The Labour government’s plans are closely based on the findings of the Calman Commission review of devolution, with most of that commission’s proposals accepted.
Accountability for spending taxpayers’ money in Scotland would be paired with accountability for raising it, Mr Murphy said, with Holyrood awarded new tax-raising powers.
Other Calman recommendations are set out in the government’s white paper, including new borrowing powers for the Scottish Government.
But the borrowing powers are hedged with caveats. Any Scottish Government planning to use them first would have to seek approval from the Treasury, and would have to repay any sum borrowed by raising taxes.
Powers to change drink-drive limits and speed limits are highly unlikely to be used. Even the power to ban air guns is initially useless until a definition of what constitutes an air weapon can be agreed.
For the UK Government, the message is a simple one about accountability. Scotland’s devolved administration can have more powers, but at the price of greater fiscal responsibility. Blaming London for the nation’s ills no longer will be credible.
The SNP doesn’t accept this, and views both the tax-raising and borrowing powers as deeply flawed.
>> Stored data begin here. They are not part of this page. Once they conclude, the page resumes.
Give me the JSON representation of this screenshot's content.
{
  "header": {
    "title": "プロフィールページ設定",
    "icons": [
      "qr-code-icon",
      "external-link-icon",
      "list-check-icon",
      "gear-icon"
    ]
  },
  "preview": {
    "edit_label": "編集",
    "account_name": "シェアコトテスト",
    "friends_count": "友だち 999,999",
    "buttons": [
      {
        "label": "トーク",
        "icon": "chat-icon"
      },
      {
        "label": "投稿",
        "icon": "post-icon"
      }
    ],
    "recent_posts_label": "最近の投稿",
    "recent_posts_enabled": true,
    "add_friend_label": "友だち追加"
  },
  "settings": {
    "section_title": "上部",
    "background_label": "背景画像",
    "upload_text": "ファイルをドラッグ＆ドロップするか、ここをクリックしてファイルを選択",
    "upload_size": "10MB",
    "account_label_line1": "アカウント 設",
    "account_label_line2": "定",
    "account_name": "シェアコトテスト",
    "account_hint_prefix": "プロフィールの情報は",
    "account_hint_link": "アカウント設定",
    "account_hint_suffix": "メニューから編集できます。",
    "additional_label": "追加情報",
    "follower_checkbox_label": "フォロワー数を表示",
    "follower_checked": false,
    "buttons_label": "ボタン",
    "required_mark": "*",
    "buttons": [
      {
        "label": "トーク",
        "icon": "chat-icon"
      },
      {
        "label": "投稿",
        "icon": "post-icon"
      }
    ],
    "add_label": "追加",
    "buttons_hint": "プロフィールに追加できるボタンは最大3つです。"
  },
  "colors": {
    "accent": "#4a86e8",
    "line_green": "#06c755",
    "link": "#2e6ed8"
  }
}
But nothing more will happen to the Labour government’s proposals before next year’s General Election. A Bill after the vote, with a transfer of powers by April 2012 at the earliest, and possibly not until 2015, is the most Mr Murphy is promising. But what will happen if, as looks more than likely, Labour is not in power after Britain goes to the polls next year?
Well, we’ve learned that the Conservatives would also accept most of the Calman proposals, in principle. But they would not be a priority and the Tories presumably would face the same barriers to early delivery cited by the Labour government: a need for robust transitional arrangements and a degree of economic stability before change can be advanced.
All of this works primarily to the advantage of the Nationalist cause in Scotland, with the SNP able to portray its opponents as delivering nothing but promises of jam tomorrow.
The perceived inability of the Scottish Secretary -- or, indeed, any of the Unionist parties -- to deliver for Scotland, and the future of the devolution settlement will become a key election issue north of the border next year, in a way that plays right into the hands of Alex Salmond.
Mr Murphy’s goal in revising the devolution arrangements was to settle the issue for a generation or more. That now looks like an impossibly high ambition for the current white paper, which is unfortunate, to say the least, for the cause of Unionists of all political persuasions.